This comment was posted on the federal FDA docket /rulemaking related to the “Guide to Minimize Microbial Food Safety Hazards for Fresh Fruits and Vegetables.” It was submitted by the Georgetown University linked O'Neill Institute regarding USDA AMS authority over food safety. It flatly challenges the authority of USDA to have any role in produce safety oversight.
Here is what the O’Neill Institute says on their Web site about who they are:
The O'Neill Institute draws on the expertise of nationally and internationally recognized experts on law and health. Affiliated faculty come from a variety of academic and research fields covering multiple disciplines. Below is a partial list of Institute faculty, staff, and fellows. This list is ever-growing, but provides an overview of the Institute's diverse capacity. Recognizing the intellectual breadth of Georgetown University, the Institute is continually conducting outreach to faculty and institutions across campuses. In an effort to explore and build a diverse portfolio of health law projects, it is vital to create collaborative relationships with faculty who possess a diverse set of interests nd expertise.
Some excerpts from the comment:
TO: The Produce Safety Project
DATE: June 8, 2009
RE: USDA Authority regarding produce safety
This memorandum reviews the U.S. Department of Agriculture’s authority over produce safety.
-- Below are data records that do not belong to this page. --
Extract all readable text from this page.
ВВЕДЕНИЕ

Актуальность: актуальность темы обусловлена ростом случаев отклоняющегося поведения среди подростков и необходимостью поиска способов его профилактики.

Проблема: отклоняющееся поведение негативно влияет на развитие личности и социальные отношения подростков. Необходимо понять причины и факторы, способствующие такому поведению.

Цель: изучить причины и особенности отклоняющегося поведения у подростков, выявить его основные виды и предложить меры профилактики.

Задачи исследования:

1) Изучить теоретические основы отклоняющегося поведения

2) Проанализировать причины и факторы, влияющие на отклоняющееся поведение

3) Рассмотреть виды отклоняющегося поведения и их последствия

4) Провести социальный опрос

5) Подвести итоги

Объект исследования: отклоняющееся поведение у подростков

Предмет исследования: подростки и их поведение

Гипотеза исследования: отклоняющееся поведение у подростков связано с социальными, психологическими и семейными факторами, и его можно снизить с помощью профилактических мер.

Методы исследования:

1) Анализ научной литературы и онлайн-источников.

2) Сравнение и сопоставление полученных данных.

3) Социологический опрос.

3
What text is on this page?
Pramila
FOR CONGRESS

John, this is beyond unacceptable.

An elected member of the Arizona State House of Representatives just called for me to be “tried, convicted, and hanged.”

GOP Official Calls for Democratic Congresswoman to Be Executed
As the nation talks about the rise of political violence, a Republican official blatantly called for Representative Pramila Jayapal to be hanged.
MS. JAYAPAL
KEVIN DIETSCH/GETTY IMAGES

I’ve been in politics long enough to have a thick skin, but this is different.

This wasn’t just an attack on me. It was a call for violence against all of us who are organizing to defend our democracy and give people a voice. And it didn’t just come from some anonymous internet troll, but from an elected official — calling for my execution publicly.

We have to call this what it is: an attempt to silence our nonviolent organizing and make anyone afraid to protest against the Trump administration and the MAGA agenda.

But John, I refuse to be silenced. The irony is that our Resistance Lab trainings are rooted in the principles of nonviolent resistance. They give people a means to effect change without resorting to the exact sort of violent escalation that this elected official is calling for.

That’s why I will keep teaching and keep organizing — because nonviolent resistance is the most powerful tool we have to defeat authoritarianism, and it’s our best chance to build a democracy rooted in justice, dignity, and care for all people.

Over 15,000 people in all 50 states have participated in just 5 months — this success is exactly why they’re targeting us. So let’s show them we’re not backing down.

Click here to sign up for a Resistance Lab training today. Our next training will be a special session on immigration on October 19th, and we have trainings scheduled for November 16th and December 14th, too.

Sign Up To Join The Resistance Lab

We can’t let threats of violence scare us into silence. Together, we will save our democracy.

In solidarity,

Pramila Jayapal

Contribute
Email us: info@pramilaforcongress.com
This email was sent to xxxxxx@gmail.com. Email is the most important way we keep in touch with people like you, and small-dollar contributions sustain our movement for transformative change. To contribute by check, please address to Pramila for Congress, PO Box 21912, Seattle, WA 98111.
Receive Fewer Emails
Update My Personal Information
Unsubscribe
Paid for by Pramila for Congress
It provides an overview of the activities within the Agricultural Marketing Service (AMS) that may relate to the oversight of produce, in particular, produce safety.
In general, the U.S. Department of Agriculture (USDA) has no authority to enforce safety standards and take action to remove unsafe produce from the market; that authority rests with the U.S. Food and Drug Administration.
Numerous USDA agencies such as the Farm Service Agency (FSA), the Animal and Plant Health Inspection Service (APHIS),2 and the Agricultural Marketing Service (AMS), operate as service providers for the agricultural sector (e.g., responding to farmers’ financial, marketing, and trade issues, and protection of plant and animal health), rather than as bodies that enforce safety requirements.
Because of their association with agriculture, these agencies do administer programs that pertain to fresh produce. This memorandum will focus on AMS, which is the agency that works most directly with fresh produce. FDA, not AMS, has the legal authority to regulate produce safety.
In recent testimony before Congress, the Acting AMS Administrator reiterated this fact, stating that “FDA is the federal agency with primary responsibility for the food safety of fruits and vegetables. . . . AMS is not a food safety agency.”